Ben Panko in Smithsonian:
Harvard researcher Sarah Coseo Markt and her colleagues were dining on steamed asparagus with Hollandaise sauce at a Swedish scientific meeting when they came across a critical research question. Asparagus, as you might know, has a reputation for imparting a sharp, sulfuric smell to people's urine shortly after they eat it. Later that evening, Markt and her supervisor, Harvard University epidemiologist Lorelei Mucci, experienced that truism firsthand. But surprisingly, several of their companions said they had experienced no unusual bathroom odor. Why not?

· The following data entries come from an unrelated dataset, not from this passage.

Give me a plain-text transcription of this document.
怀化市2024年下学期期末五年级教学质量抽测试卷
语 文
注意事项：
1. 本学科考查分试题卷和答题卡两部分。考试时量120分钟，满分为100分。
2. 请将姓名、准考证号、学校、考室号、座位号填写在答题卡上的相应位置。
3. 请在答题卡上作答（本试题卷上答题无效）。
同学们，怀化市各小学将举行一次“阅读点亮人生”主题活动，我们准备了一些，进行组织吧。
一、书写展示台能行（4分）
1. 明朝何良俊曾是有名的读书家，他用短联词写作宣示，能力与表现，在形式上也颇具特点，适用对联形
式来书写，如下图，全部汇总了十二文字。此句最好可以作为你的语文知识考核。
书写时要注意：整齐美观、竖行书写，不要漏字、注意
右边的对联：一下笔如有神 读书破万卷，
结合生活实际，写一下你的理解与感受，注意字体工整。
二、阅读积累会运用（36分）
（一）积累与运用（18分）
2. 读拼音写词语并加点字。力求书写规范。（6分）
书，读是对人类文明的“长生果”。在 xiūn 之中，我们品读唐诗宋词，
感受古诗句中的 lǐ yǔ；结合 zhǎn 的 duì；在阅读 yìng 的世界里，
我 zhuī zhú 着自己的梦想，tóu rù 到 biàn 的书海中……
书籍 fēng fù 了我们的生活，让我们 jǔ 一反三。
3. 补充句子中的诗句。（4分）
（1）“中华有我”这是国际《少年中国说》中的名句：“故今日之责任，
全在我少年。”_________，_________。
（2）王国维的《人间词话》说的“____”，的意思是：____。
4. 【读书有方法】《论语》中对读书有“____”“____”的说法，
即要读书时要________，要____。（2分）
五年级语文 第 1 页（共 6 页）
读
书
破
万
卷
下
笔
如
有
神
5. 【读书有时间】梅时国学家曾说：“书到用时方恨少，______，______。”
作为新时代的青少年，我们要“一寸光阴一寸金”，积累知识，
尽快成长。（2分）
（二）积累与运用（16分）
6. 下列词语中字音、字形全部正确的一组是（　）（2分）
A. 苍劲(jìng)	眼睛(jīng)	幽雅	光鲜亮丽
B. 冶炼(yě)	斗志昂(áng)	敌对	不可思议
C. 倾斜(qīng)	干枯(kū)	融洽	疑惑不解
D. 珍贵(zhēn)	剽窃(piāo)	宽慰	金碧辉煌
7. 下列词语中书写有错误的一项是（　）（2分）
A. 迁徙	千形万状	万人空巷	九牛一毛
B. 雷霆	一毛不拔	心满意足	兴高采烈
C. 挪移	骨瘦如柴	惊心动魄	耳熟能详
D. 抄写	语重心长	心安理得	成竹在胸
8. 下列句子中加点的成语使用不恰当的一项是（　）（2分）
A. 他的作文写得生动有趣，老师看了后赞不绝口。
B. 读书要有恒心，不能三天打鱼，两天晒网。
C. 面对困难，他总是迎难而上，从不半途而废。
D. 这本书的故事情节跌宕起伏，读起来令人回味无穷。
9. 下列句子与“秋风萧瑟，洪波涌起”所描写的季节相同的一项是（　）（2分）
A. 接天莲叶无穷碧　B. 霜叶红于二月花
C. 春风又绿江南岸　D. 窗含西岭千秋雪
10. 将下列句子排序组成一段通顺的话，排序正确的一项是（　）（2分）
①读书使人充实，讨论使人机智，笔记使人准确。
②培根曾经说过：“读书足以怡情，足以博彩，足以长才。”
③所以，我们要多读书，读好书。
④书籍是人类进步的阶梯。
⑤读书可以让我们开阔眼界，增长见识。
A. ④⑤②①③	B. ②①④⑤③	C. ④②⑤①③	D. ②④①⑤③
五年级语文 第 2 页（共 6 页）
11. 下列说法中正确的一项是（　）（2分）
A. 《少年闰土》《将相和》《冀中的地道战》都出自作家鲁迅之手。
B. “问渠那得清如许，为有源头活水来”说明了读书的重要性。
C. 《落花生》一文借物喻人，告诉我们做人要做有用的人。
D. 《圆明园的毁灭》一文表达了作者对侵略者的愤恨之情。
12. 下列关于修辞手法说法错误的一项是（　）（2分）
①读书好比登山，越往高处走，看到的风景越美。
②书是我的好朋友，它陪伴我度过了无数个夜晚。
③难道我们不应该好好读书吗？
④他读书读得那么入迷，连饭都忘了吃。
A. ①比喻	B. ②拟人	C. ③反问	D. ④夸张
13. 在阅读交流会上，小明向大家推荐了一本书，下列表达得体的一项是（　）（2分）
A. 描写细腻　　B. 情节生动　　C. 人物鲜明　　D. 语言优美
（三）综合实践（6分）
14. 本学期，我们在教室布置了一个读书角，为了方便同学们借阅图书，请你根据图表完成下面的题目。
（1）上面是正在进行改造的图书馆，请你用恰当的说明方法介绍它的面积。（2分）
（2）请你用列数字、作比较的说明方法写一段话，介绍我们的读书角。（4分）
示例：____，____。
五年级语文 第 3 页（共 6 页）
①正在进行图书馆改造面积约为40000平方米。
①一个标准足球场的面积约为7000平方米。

After returning to Boston, the pair decided to investigate the conundrum further. Luckily for them, they had access to surveys collected every two years by Harvard from thousands of men and women of European-American backgrounds. For the 2010 surveys, Markt and her colleagues added a question asking people to rate the following sentence: “After eating asparagus, you notice a strong characteristic odor in your urine.” Roughly 60 percent of the nearly 7,000 men and women surveyed said they had “asparagus pee anosmia,” or the lack of ability to smell asparagus-influenced urine. The diligent researchers then pinpointed the specific cluster of genes that controlled this ability, by comparing the genomes of the people surveyed to whether or not they were able to smell the asparagus-y urine. They found that a difference in 871 nucleotides—the letters that make up a DNA strand—on Chromosome 1 appeared to control whether or not one could “enjoy” the smell after a meal of asparagus. Markt’s research, cheerfully titled “Sniffing out significant 'Pee Values': genome-wide association study of asparagus anosmia,” ended up in this week’s issue of The British Medical Journal (BMJ), becoming part of a hallowed end-of-year tradition.